Obsidian lets you inject your own CSS snippets, meaning you can customize every inch of its typography—interface, text, monospace, even the default font size. Here’s how you seize the reins:
1. The Interface Font (Menus, Sidebar, UI Elements)
This governs the non-note parts of Obsidian—buttons, modals, sidebars, the whole bureaucratic infrastructure. Override it like so:
body {
--font-interface: "Your Interface Font", sans-serif;
}
2. The Text Font (Your Actual Notes)
This is where your ideas live and breathe. If the default font feels like a corporate drone whispering in your ear, change it:
body {
--font-text: "Your Text Font", serif;
}
3. The Monospace Font (Code Blocks & Inline Code)
For those moments when precision matters—code snippets, command-line poetry, or just making something look important:
body {
--font-monospace: "Your Monospace Font", monospace;
}
4. Global Font Size (Mimics Obsidian’s “Font Size” Setting)
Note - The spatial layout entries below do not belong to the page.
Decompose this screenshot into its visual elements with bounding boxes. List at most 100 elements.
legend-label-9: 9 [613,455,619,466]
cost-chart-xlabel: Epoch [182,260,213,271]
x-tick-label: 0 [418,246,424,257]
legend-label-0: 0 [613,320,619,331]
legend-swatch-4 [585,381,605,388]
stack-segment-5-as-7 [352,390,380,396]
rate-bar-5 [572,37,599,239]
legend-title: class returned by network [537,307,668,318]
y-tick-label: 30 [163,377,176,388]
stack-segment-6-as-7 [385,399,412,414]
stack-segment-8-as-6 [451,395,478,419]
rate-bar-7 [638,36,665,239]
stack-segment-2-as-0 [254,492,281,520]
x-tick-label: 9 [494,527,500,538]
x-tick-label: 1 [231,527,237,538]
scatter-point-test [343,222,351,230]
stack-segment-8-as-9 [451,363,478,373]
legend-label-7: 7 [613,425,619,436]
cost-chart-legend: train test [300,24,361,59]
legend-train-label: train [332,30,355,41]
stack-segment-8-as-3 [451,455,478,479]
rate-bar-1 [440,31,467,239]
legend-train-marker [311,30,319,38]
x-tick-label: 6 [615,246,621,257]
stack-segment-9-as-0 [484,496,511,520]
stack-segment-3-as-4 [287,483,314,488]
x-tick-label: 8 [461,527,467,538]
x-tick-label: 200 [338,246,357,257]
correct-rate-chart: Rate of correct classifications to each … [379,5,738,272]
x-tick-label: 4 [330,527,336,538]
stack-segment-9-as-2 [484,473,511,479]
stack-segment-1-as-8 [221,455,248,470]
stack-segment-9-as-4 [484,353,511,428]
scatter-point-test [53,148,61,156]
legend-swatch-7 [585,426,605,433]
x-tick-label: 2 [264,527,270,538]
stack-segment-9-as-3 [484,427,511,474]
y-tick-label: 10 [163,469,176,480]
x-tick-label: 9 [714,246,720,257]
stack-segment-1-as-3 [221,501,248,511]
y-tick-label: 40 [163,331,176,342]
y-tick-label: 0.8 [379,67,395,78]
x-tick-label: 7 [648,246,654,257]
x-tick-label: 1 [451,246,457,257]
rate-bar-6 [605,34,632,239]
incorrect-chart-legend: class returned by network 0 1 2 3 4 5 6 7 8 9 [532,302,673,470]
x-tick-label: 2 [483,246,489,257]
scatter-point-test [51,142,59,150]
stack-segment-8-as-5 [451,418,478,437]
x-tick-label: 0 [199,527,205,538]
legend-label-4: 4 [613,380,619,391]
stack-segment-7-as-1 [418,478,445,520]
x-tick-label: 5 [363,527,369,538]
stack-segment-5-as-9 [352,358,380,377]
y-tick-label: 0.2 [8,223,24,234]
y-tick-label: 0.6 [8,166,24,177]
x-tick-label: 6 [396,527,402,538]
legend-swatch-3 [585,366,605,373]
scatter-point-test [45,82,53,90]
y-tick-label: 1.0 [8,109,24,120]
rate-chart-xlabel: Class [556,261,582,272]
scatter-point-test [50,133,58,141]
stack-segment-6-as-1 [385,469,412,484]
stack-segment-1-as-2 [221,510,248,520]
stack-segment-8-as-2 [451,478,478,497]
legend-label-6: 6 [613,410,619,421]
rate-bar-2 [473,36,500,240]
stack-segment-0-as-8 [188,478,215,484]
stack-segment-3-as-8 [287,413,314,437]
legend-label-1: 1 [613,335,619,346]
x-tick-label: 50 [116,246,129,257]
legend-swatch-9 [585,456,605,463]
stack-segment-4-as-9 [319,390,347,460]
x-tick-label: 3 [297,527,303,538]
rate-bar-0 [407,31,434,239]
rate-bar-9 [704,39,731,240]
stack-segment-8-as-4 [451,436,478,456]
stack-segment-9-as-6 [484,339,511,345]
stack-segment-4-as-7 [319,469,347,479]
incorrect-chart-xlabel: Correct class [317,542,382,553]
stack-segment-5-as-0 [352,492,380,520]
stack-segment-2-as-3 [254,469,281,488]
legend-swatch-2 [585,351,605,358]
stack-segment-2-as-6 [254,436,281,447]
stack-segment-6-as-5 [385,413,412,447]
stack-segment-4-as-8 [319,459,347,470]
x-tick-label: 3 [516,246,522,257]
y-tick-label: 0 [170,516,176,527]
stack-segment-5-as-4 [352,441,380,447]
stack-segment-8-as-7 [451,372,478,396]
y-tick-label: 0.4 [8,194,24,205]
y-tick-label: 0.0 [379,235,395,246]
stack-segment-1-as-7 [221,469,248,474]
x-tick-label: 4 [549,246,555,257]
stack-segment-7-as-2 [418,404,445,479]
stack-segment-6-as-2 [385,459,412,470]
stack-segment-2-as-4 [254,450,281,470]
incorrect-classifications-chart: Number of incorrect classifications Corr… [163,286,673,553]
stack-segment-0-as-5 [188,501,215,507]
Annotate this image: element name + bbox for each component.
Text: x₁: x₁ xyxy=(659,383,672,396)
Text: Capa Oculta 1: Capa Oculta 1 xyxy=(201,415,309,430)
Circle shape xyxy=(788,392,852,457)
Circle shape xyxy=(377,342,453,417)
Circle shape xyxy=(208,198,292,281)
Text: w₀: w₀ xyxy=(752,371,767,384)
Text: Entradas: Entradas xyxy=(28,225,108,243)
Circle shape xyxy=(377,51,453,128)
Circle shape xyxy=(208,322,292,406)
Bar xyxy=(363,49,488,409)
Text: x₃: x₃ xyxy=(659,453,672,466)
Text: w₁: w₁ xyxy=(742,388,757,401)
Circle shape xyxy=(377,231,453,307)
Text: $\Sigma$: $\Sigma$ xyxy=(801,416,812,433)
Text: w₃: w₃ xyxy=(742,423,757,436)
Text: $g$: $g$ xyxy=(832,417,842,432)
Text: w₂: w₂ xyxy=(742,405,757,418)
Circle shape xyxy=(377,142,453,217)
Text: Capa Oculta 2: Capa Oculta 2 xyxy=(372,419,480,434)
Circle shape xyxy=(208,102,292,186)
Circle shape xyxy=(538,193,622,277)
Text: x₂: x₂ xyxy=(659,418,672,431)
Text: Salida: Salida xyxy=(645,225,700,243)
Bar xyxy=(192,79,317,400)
Obsidian defaults to 16px. But who said you have to follow the herd?
body {
--font-text-size: 18px; /* Or whatever suits your eyeballs */
}
Putting It All Together
Here’s a full CSS snippet you can drop into vault/.obsidian/snippets/custom-fonts.css
:
body {
--font-interface: "Inter", sans-serif;
--font-text: "Georgia", serif;
--font-monospace: "Courier New", monospace;
--font-text-size: 18px;
}
Activate it in Settings > Appearance > CSS Snippets, and boom—welcome to your new custom-typed reality.
Obsidian isn’t just a note-taking app; it’s a canvas for your thoughts. Why settle for someone else’s design choices? Shape it into something that feels right.